In Mauritania, Baba worked at the U.S. Embassy as the Economic and Commercial Assistant for four and half years. During that time, he was awarded the Meritorious Honor Awards in 2010 and 2011 and the Mission Honor Award in 2012 for his exceptional work ethic and performance. Baba is a University graduate. He earned two Masters Degrees which one was earned in France where he lived for a year.
Why Starting Ethics
Back in his childhood, Baba went to elementary school learning how to read and write in a language that was not his first language. Arabic was the only language that all first, second and third graders had to learn literacy and other age appropriate skills. Literacy in native language was introduced to him when he was nine years old and French when he was 11 years old, since Pulaar was not used or taught in middle and high school.
He struggled a lot to learn the skills he needed early in his childhood because he couldn’t understand Arabic or French; and living with a mom, illiterate in her own native language made his learning struggle even worse.
Teachers were from his own ethnic and language background, and who had the same learning experience were totally dedicated to supporting him and his classmates to overcome these challenges. For Baba, getting lost in a classroom just became a norm in his everyday learning experience. However, the extra support he got outside of regular school classes was key to his successful education.
For many reasons including the lack of English language acquisition, low level of education or even being illiterate, the immigrant parents may assume that the school system is sufficient and is well equipped to guarantee the success of their kids. They feel that they are not needed and don’t have to be involved in their education.

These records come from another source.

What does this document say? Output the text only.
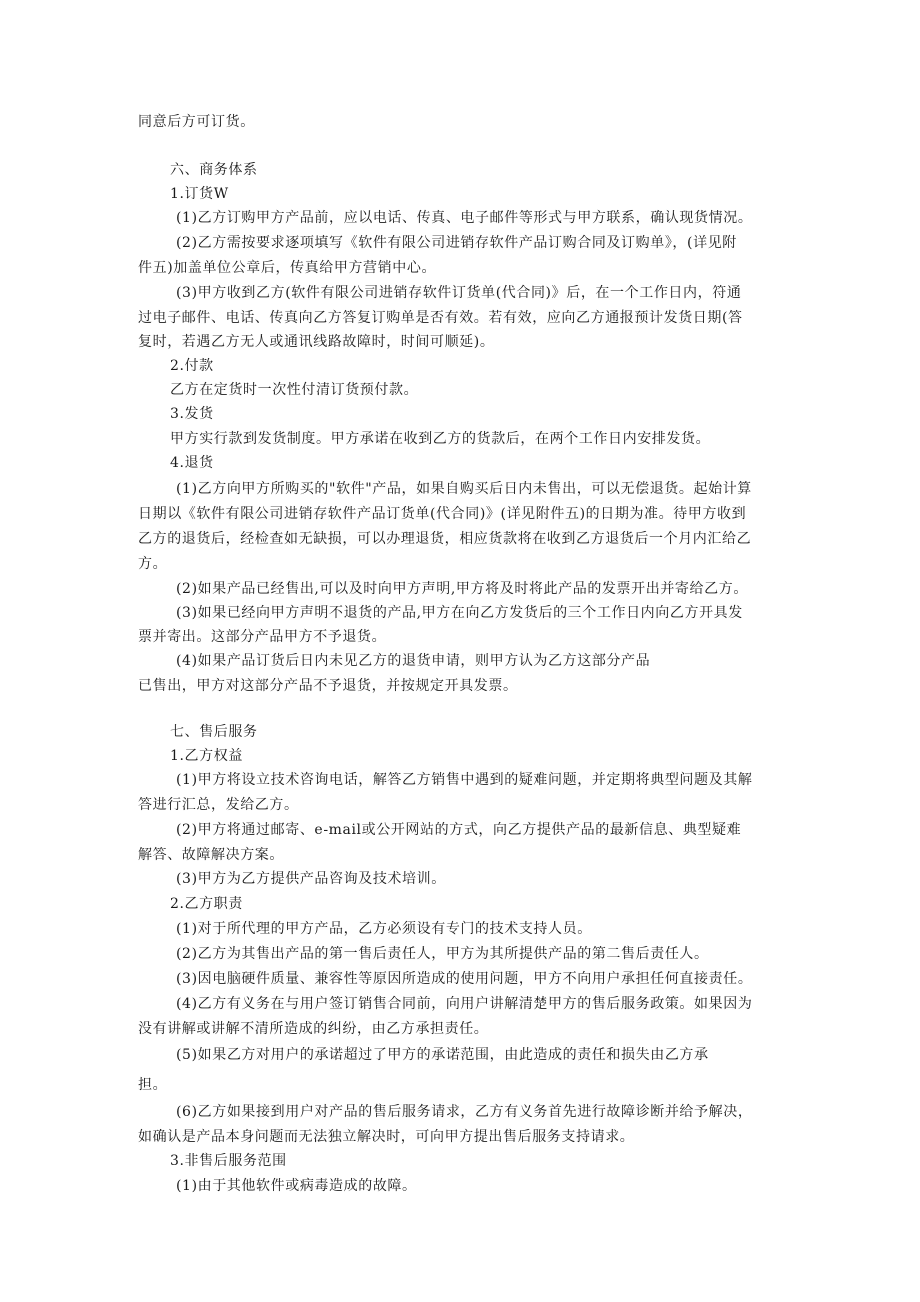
同意后方可订货。

六、商务体系

1.订货W

(1)乙方订购甲方产品前，应以电话、传真、电子邮件等形式与甲方联系，确认现货情况。

(2)乙方需按要求逐项填写《软件有限公司进销存软件产品订购合同及订购单》，(详见附

件五)加盖单位公章后，传真给甲方营销中心。

(3)甲方收到乙方(软件有限公司进销存软件订货单(代合同)》后，在一个工作日内，符通

过电子邮件、电话、传真向乙方答复订购单是否有效。若有效，应向乙方通报预计发货日期(答

复时，若遇乙方无人或通讯线路故障时，时间可顺延)。

2.付款

乙方在定货时一次性付清订货预付款。

3.发货

甲方实行款到发货制度。甲方承诺在收到乙方的货款后，在两个工作日内安排发货。

4.退货

(1)乙方向甲方所购买的"软件"产品，如果自购买后日内未售出，可以无偿退货。起始计算

日期以《软件有限公司进销存软件产品订货单(代合同)》(详见附件五)的日期为准。待甲方收到

乙方的退货后，经检查如无缺损，可以办理退货，相应货款将在收到乙方退货后一个月内汇给乙

方。

(2)如果产品已经售出,可以及时向甲方声明,甲方将及时将此产品的发票开出并寄给乙方。

(3)如果已经向甲方声明不退货的产品,甲方在向乙方发货后的三个工作日内向乙方开具发

票并寄出。这部分产品甲方不予退货。

(4)如果产品订货后日内未见乙方的退货申请，则甲方认为乙方这部分产品

已售出，甲方对这部分产品不予退货，并按规定开具发票。

七、售后服务

1.乙方权益

(1)甲方将设立技术咨询电话，解答乙方销售中遇到的疑难问题，并定期将典型问题及其解

答进行汇总，发给乙方。

(2)甲方将通过邮寄、e-mail或公开网站的方式，向乙方提供产品的最新信息、典型疑难

解答、故障解决方案。

(3)甲方为乙方提供产品咨询及技术培训。

2.乙方职责

(1)对于所代理的甲方产品，乙方必须设有专门的技术支持人员。

(2)乙方为其售出产品的第一售后责任人，甲方为其所提供产品的第二售后责任人。

(3)因电脑硬件质量、兼容性等原因所造成的使用问题，甲方不向用户承担任何直接责任。

(4)乙方有义务在与用户签订销售合同前，向用户讲解清楚甲方的售后服务政策。如果因为

没有讲解或讲解不清所造成的纠纷，由乙方承担责任。

(5)如果乙方对用户的承诺超过了甲方的承诺范围，由此造成的责任和损失由乙方承

担。

(6)乙方如果接到用户对产品的售后服务请求，乙方有义务首先进行故障诊断并给予解决，

如确认是产品本身问题而无法独立解决时，可向甲方提出售后服务支持请求。

3.非售后服务范围

(1)由于其他软件或病毒造成的故障。
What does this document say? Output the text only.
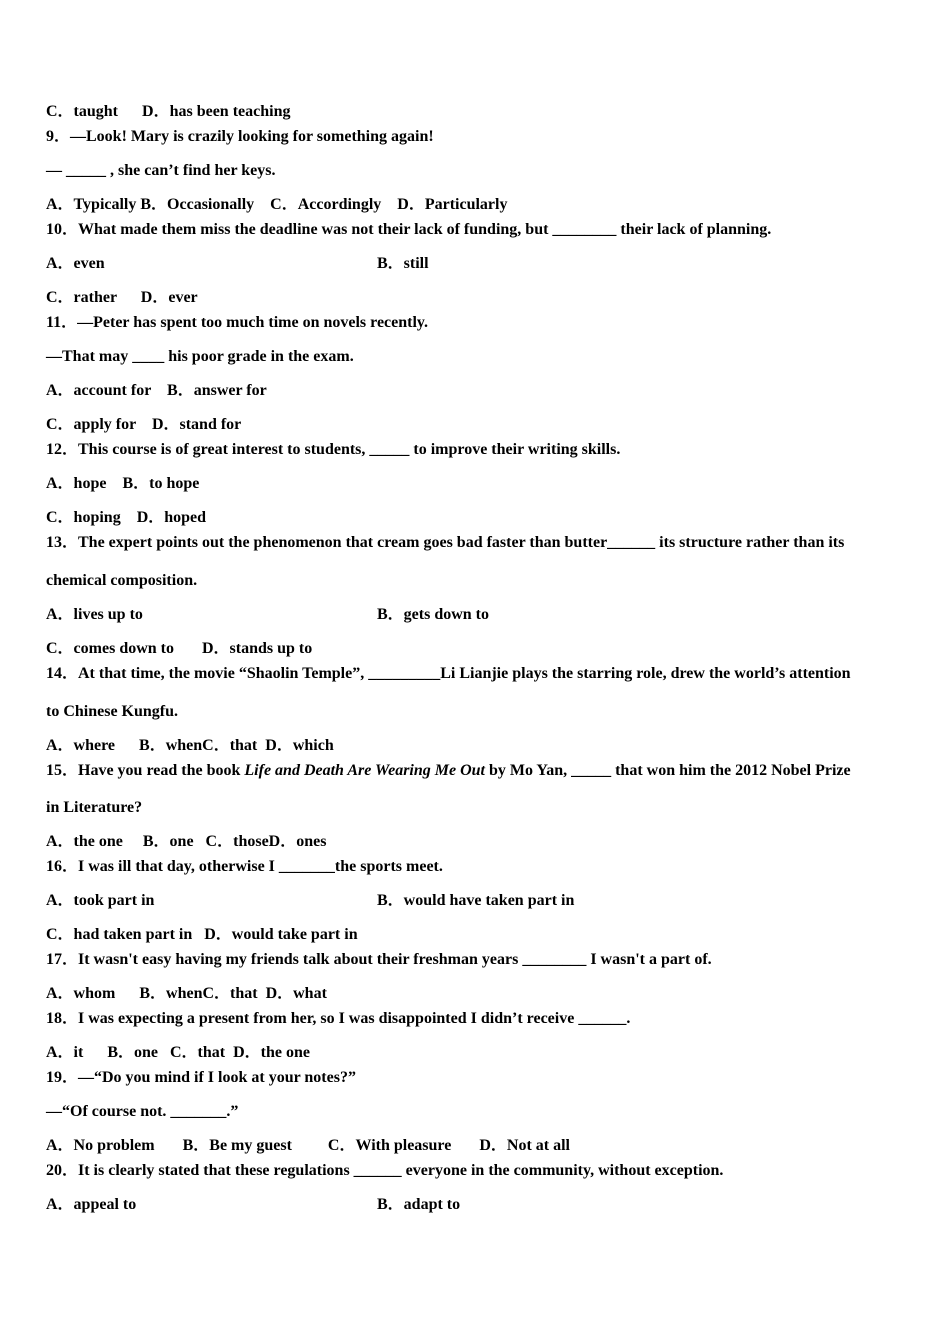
C．taught      D．has been teaching
9．—Look! Mary is crazily looking for something again!
— _____ , she can’t find her keys.
A．Typically B．Occasionally    C．Accordingly    D．Particularly
10．What made them miss the deadline was not their lack of funding, but ________ their lack of planning.
A．even	B．still
C．rather      D．ever
11．—Peter has spent too much time on novels recently.
—That may ____ his poor grade in the exam.
A．account for    B．answer for
C．apply for    D．stand for
12．This course is of great interest to students, _____ to improve their writing skills.
A．hope    B．to hope
C．hoping    D．hoped
13．The expert points out the phenomenon that cream goes bad faster than butter______ its structure rather than its
chemical composition.
A．lives up to	B．gets down to
C．comes down to       D．stands up to
14．At that time, the movie “Shaolin Temple”, _________Li Lianjie plays the starring role, drew the world’s attention
to Chinese Kungfu.
A．where      B．whenC．that  D．which
15．Have you read the book Life and Death Are Wearing Me Out by Mo Yan, _____ that won him the 2012 Nobel Prize
in Literature?
A．the one     B．one   C．thoseD．ones
16．I was ill that day, otherwise I _______the sports meet.
A．took part in	B．would have taken part in
C．had taken part in   D．would take part in
17．It wasn't easy having my friends talk about their freshman years ________ I wasn't a part of.
A．whom      B．whenC．that  D．what
18．I was expecting a present from her, so I was disappointed I didn’t receive ______.
A．it      B．one   C．that  D．the one
19．—“Do you mind if I look at your notes?”
—“Of course not. _______.”
A．No problem       B．Be my guest         C．With pleasure       D．Not at all
20．It is clearly stated that these regulations ______ everyone in the community, without exception.
A．appeal to	B．adapt to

On top of this, the shortage of appropriate resources for English Language Learners in schools and their teachers who themselves are unfamiliar with these student learning styles and cultural background, significantly increases the failure rate of immigrants students in the U.S. public schools.
These are the particular reasons ETHICS wants to help bridge the gabs between immigrant students, school educators and their parents. This program will bring extra tools to this most vulnerable and disadvantaged young population will help boost their learning ability, increase their confidence, and empower them.